Source Flickr – Crédit : The Green Album

Alors que le déconfinement se poursuit, les différents acteurs du secteur musical témoignent leur inquiétude. Des effets d’annonce au silence radio, le gouvernement est directement interpelé par des tribunes qui restent sans réponse pour le moment.

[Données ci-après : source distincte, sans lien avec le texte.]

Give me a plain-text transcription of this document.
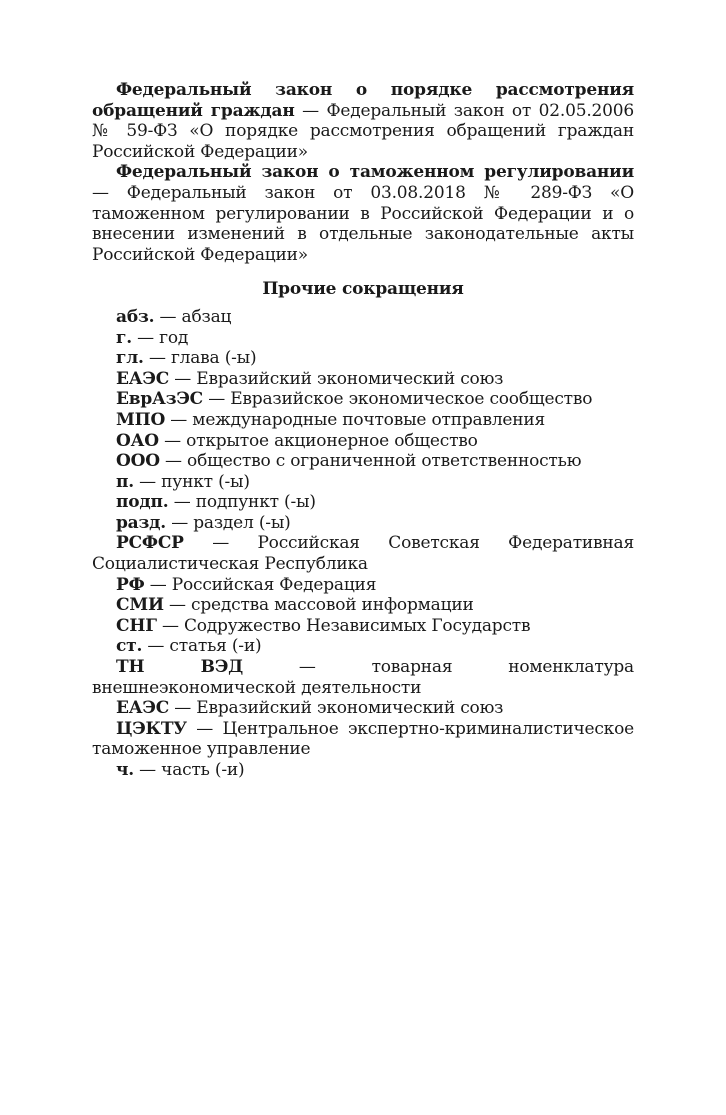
Федеральный закон о порядке рассмотрения обращений граждан — Федеральный закон от 02.05.2006 № 59-ФЗ «О порядке рассмотрения обращений граждан Российской Федерации»

Федеральный закон о таможенном регулировании — Федеральный закон от 03.08.2018 № 289-ФЗ «О таможенном регулировании в Российской Федерации и о внесении изменений в отдельные законодательные акты Российской Федерации»

Прочие сокращения
абз. — абзац
г. — год
гл. — глава (-ы)
ЕАЭС — Евразийский экономический союз
ЕврАзЭС — Евразийское экономическое сообщество
МПО — международные почтовые отправления
ОАО — открытое акционерное общество
ООО — общество с ограниченной ответственностью
п. — пункт (-ы)
подп. — подпункт (-ы)
разд. — раздел (-ы)
РСФСР — Российская Советская Федеративная Социалистическая Республика
РФ — Российская Федерация
СМИ — средства массовой информации
СНГ — Содружество Независимых Государств
ст. — статья (-и)
ТН ВЭД — товарная номенклатура внешнеэкономической деятельности
ЕАЭС — Евразийский экономический союз
ЦЭКТУ — Центральное экспертно-криминалистическое таможенное управление
ч. — часть (-и)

4,5 milliards d’euros de pertes. Voilà le bilan du Covid-19 sur la filière musicale selon l’étude d’impact de l’association Tous pour la Musique. En comparant le chiffre d’affaire prévisionnel 2020 et le chiffre d’affaire effectif, il s’agit de 43%. Les répercussions économiques concernent les activités du spectacle qui accusent la perte de 83% de leur chiffre d’affaire. Le personnel des salles de plus 5000 personnes, première fermées, dernière rouvertes, espère qu’en septembre un redémarrage sera possible. Dans l’attente de nouvelles annonces sur la culture de la part du gouvernement après celles du 6 mai dernier, la filière musicale s’organise.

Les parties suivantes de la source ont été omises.